This image provided by the U.S. National Science Foundation’s NOIRLab...

This image provided by the U.S. National Science Foundation’s NOIRLab on Friday, April 24, 2026, shows Messier 104, a spiral galaxy nicknamed the Sombrero galaxy. Credit: AP/Uncredited

CAPE CANAVERAL, Fla. — The Sombrero galaxy and its glowing halo of stars have never looked this good.

The U.S. National Science Foundation’s NOIRLab released the latest photo of the popular hat-shaped galaxy on Friday. A telescope in Chile observed it four years ago, but the color imaging was not completed until this week.

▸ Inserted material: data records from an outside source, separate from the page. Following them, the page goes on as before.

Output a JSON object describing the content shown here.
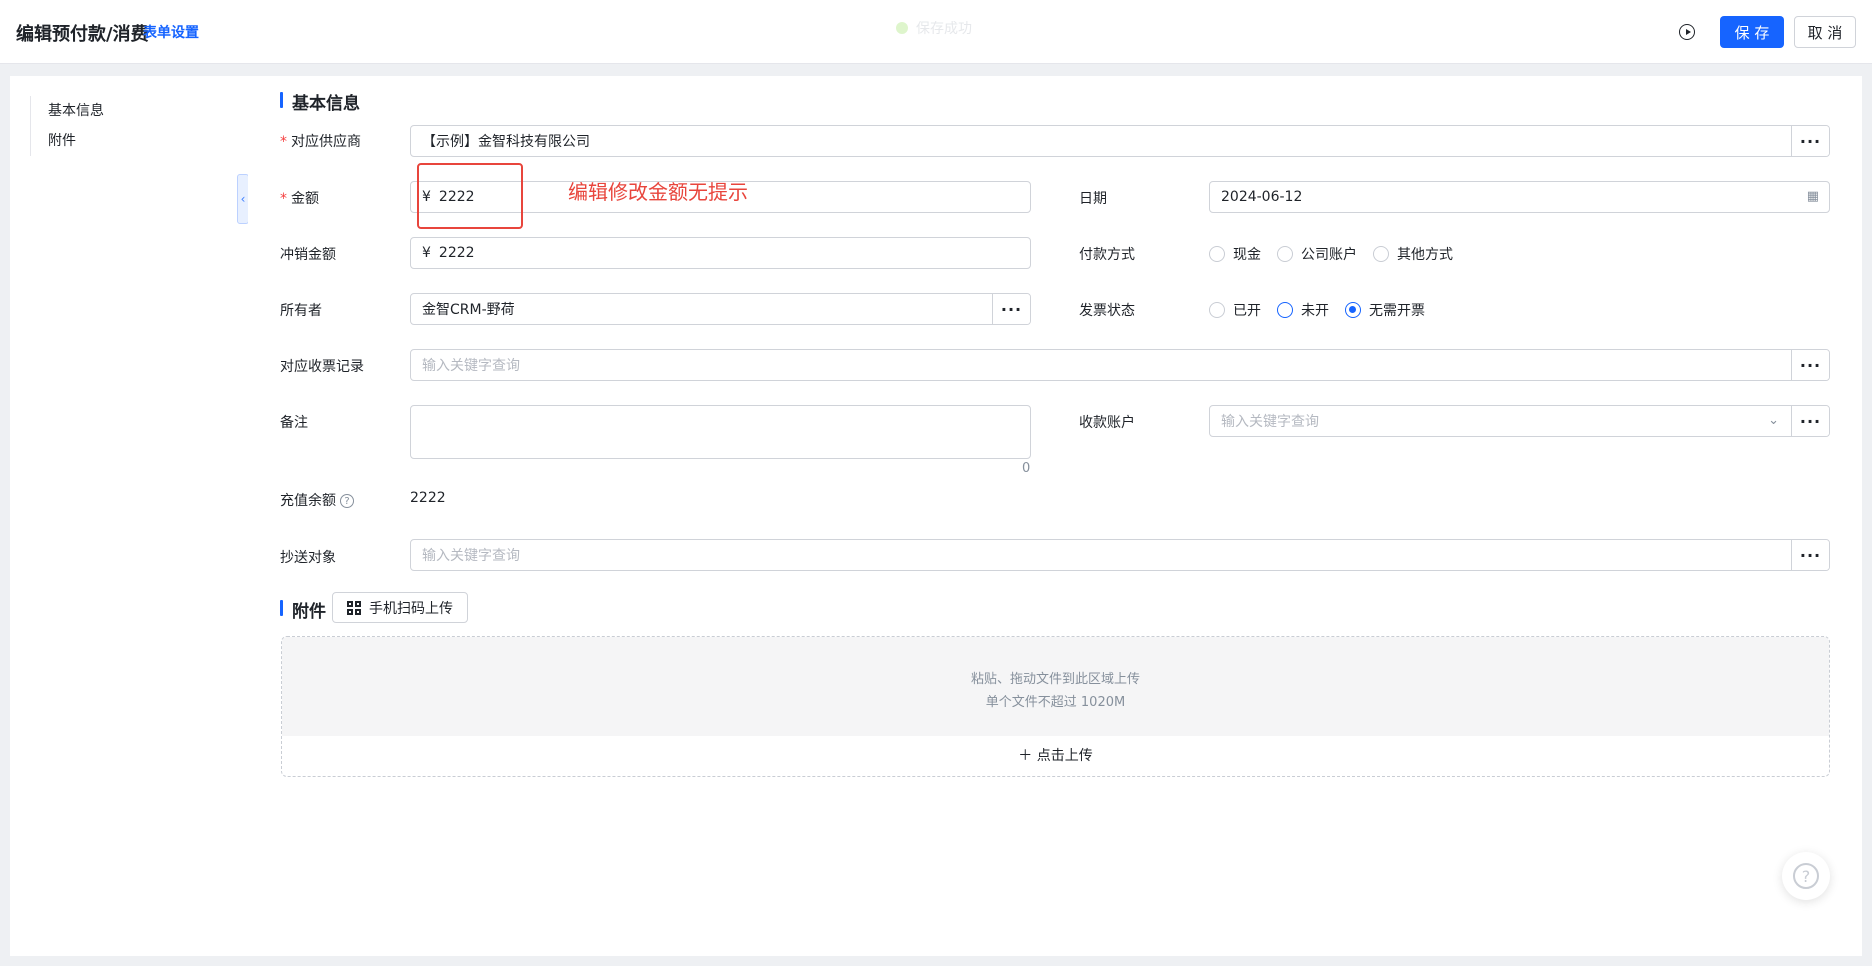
{
  "header": {
    "title": "编辑预付款/消费",
    "form_settings": "表单设置",
    "save_status": "保存成功",
    "save_label": "保 存",
    "cancel_label": "取 消"
  },
  "sidebar": {
    "items": [
      {
        "label": "基本信息"
      },
      {
        "label": "附件"
      }
    ]
  },
  "sections": {
    "basic": "基本信息",
    "attachment": "附件"
  },
  "fields": {
    "supplier": {
      "label": "对应供应商",
      "value": "【示例】金智科技有限公司"
    },
    "amount": {
      "label": "金额",
      "currency": "¥",
      "value": "2222"
    },
    "date": {
      "label": "日期",
      "value": "2024-06-12"
    },
    "writeoff": {
      "label": "冲销金额",
      "currency": "¥",
      "value": "2222"
    },
    "payment_method": {
      "label": "付款方式",
      "options": [
        "现金",
        "公司账户",
        "其他方式"
      ],
      "selected": null
    },
    "owner": {
      "label": "所有者",
      "value": "金智CRM-野荷"
    },
    "invoice_status": {
      "label": "发票状态",
      "options": [
        "已开",
        "未开",
        "无需开票"
      ],
      "selected": "无需开票"
    },
    "receipt_record": {
      "label": "对应收票记录",
      "placeholder": "输入关键字查询"
    },
    "remark": {
      "label": "备注",
      "counter": "0"
    },
    "receiving_account": {
      "label": "收款账户",
      "placeholder": "输入关键字查询"
    },
    "recharge_balance": {
      "label": "充值余额",
      "value": "2222"
    },
    "cc": {
      "label": "抄送对象",
      "placeholder": "输入关键字查询"
    }
  },
  "attachment": {
    "qr_upload": "手机扫码上传",
    "drop_hint": "粘贴、拖动文件到此区域上传",
    "size_hint": "单个文件不超过 1020M",
    "upload_button": "点击上传"
  },
  "annotation": {
    "text": "编辑修改金额无提示",
    "color": "#e8453c"
  },
  "colors": {
    "accent": "#1664ff",
    "required": "#f53f3f"
  }
}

Located approximately 30 million light-years away, this spiral galaxy — formally known as Messier 104 — is one of the largest in the constellation Virgo cluster. It’s an estimated 50,000 light-years across. A light year is about 6 trillion miles.

Captured in incredible detail, the galaxy's stellar halo appears to be triple the size of the sombrero itself.

A dark energy camera on the telescope also caught a stream of stars pouring out of the galaxy's southern edge. Scientists believe the stars in this stream, as well as the halo, were ripped from other galaxies in a long-ago collision.

Astronomers discovered the galaxy back in the 1700s.